- Born: 28 November 1955 (age 69)
- Origin: London, England
- Genres: Rock, punk rock, reggae, rock and roll
- Occupation: Musician
- Instrument(s): Guitar, bass guitar, drums
- Years active: 1976–present

= Rob Harper =

English musician

Rob Harper (born 28 November 1955) is an English musician, noted for being an early drummer for The Clash from December 1976 until January 1977.

==Biography==
Harper started out playing guitar in a college band and when the singer invited a guitarist called Mark Knopfler to join, Harper switched to the bass so that Knopfler could join on guitar. It was Knopfler's suggestion to name the band The Cafe Racers. After college, Harper went to Sussex University and at that time he was invited by Knopfler to play bass in the band that was to become Dire Straits. Harper declined his offer as he was concentrating on his studies at University.
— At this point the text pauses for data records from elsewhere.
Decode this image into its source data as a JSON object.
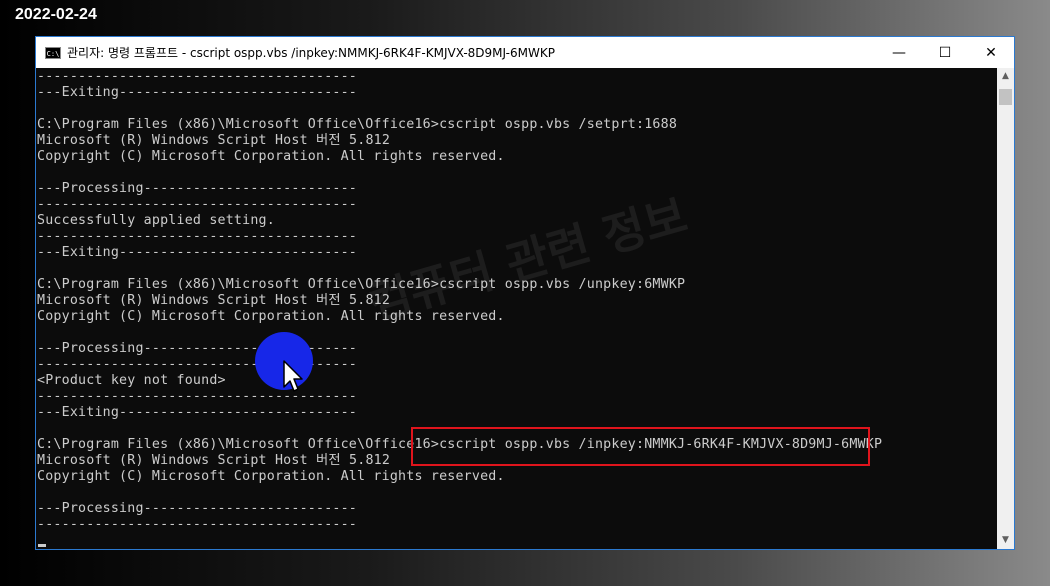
{
  "date_stamp": "2022-02-24",
  "window": {
    "title": "관리자: 명령 프롬프트 - cscript  ospp.vbs /inpkey:NMMKJ-6RK4F-KMJVX-8D9MJ-6MWKP",
    "icon": "cmd-icon",
    "icon_label": "C:\\",
    "controls": [
      {
        "name": "minimize",
        "glyph": "—"
      },
      {
        "name": "maximize",
        "glyph": "☐"
      },
      {
        "name": "close",
        "glyph": "✕"
      }
    ]
  },
  "console": {
    "lines": [
      "---------------------------------------",
      "---Exiting-----------------------------",
      "",
      "C:\\Program Files (x86)\\Microsoft Office\\Office16>cscript ospp.vbs /setprt:1688",
      "Microsoft (R) Windows Script Host 버전 5.812",
      "Copyright (C) Microsoft Corporation. All rights reserved.",
      "",
      "---Processing--------------------------",
      "---------------------------------------",
      "Successfully applied setting.",
      "---------------------------------------",
      "---Exiting-----------------------------",
      "",
      "C:\\Program Files (x86)\\Microsoft Office\\Office16>cscript ospp.vbs /unpkey:6MWKP",
      "Microsoft (R) Windows Script Host 버전 5.812",
      "Copyright (C) Microsoft Corporation. All rights reserved.",
      "",
      "---Processing--------------------------",
      "---------------------------------------",
      "<Product key not found>",
      "---------------------------------------",
      "---Exiting-----------------------------",
      "",
      "C:\\Program Files (x86)\\Microsoft Office\\Office16>cscript ospp.vbs /inpkey:NMMKJ-6RK4F-KMJVX-8D9MJ-6MWKP",
      "Microsoft (R) Windows Script Host 버전 5.812",
      "Copyright (C) Microsoft Corporation. All rights reserved.",
      "",
      "---Processing--------------------------",
      "---------------------------------------"
    ]
  },
  "watermark": "컴퓨터 관련 정보",
  "colors": {
    "console_bg": "#0c0c0c",
    "console_text": "#cccccc",
    "highlight": "#e0141c",
    "click_marker": "#1727e8",
    "window_border": "#2b79d0"
  }
}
During his year at Sussex University (he dropped out in mid 1976), he played in a band called The Rockettes, (as a lead guitarist) with William Broad (later to become Billy Idol) (vocals, rhythm guitar), Phil Siviter (drums) and Steve Upstone (bass).

In December 1976, Harper joined The Clash on the December 1976 "Anarchy Tour" supporting the Sex Pistols.

After the tour, Harper quit and the band replaced him with their original drummer, Terry Chimes, who was the drummer on the Clash's first album. Harper's drumming does not appear on any studio recordings, but can be heard on the 9 December 1976 bootleg recording of the Clash playing at the Electric Circus in Manchester.

Harper was for a time the guitarist in a South London R&B band called The Marauders, a band set up by UK Subs singer Charlie Harper. When The Marauders became the UK Subs in 1977 Harper switched to drums, alongside bassist Steve Slack. The pair left the UK Subs later in the year to form The Dazzlers.

Harper later formed a short-lived UK power pop band called The Dazzlers as a guitarist (he was equally proficient on guitar and bass in addition to drums). They released several singles (including "Lovely Crash" in 1979) and an LP produced by Tommy Ramone, although the band split up shortly before the album was released.